In the longitudinal cohort, patients classified as high‑risk by the AI‑ECG model experienced a three‑fold higher incidence of major adverse cardiovascular events (MACE) compared with low‑risk patients (12 % vs 4 % at 5 years, log‑rank p < 0.001). Decision‑curve analysis demonstrated that, for threshold probabilities between 5 % and 15 %, the model provided a greater net benefit than standard clinical risk scores (e.g., Framingham), supporting its role as an adjunctive screening tool.
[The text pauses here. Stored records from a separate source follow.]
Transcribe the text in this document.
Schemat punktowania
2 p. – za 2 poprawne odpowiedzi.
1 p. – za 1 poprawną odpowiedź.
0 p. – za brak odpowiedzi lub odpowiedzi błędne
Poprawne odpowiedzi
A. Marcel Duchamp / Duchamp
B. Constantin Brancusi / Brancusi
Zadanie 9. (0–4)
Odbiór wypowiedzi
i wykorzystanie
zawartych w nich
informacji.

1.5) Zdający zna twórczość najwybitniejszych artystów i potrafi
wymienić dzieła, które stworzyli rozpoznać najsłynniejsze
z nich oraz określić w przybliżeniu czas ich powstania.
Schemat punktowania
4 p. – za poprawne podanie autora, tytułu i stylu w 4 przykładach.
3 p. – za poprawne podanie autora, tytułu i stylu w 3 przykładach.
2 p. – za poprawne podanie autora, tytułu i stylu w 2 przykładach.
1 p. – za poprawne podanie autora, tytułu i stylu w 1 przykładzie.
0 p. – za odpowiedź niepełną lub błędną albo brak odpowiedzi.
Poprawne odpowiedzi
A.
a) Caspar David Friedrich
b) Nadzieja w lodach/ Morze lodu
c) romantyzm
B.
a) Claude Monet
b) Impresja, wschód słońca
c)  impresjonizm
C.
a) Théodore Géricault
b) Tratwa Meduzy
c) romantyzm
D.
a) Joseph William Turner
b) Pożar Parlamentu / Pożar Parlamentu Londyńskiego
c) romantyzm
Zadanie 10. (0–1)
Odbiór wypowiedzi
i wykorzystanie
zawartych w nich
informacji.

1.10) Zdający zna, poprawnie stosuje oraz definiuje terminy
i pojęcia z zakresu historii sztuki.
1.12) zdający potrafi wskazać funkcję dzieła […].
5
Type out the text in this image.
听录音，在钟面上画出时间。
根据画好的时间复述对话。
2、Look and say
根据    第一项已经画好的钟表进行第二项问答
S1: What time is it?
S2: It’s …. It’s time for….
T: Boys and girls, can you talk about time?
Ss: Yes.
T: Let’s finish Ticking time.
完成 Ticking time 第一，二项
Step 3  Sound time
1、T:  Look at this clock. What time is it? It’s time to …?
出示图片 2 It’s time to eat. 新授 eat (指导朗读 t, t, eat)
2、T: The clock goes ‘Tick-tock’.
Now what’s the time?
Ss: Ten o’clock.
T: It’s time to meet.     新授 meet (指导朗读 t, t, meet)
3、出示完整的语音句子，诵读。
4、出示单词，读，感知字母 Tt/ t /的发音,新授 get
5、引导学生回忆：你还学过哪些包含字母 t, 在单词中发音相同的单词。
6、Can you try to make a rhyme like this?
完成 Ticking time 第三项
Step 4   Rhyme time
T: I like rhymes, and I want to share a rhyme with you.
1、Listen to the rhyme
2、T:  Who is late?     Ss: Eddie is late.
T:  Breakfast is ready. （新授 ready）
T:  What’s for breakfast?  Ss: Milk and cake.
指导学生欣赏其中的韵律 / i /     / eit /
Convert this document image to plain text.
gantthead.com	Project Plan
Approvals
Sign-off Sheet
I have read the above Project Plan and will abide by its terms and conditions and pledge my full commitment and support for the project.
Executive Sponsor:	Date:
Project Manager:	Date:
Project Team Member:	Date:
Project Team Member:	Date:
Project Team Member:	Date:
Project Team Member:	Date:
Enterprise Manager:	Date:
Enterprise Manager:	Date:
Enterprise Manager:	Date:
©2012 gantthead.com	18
Limitations: The reference standard (CCTA) entails radiation and cost, limiting applicability in low‑resource settings. The training and validation data were predominantly sourced from high‑income countries, potentially restricting generalizability to diverse ethnic and socioeconomic populations. Real‑world deployment on noisy, real‑time ECG streams was not evaluated, and prospective interventional trials are needed to confirm impact on clinical decision‑making.

Conclusions: Fine‑tuning a large ECG foundation model enables vessel‑specific prediction of clinically significant coronary stenosis with consistent performance across internal, external, and subgroup analyses. Explainable AI techniques reveal both established ischemic markers and novel waveform signatures associated with elevated risk. The model’s ability to stratify long‑term cardiovascular outcomes and to generate net clinical benefit in decision‑curve analysis suggests that AI‑ECG could serve as a low‑cost, widely accessible adjunct to CCTA for CAD risk screening. Prospective, multi‑center studies and integration with portable ECG devices are warranted to translate these findings into routine practice.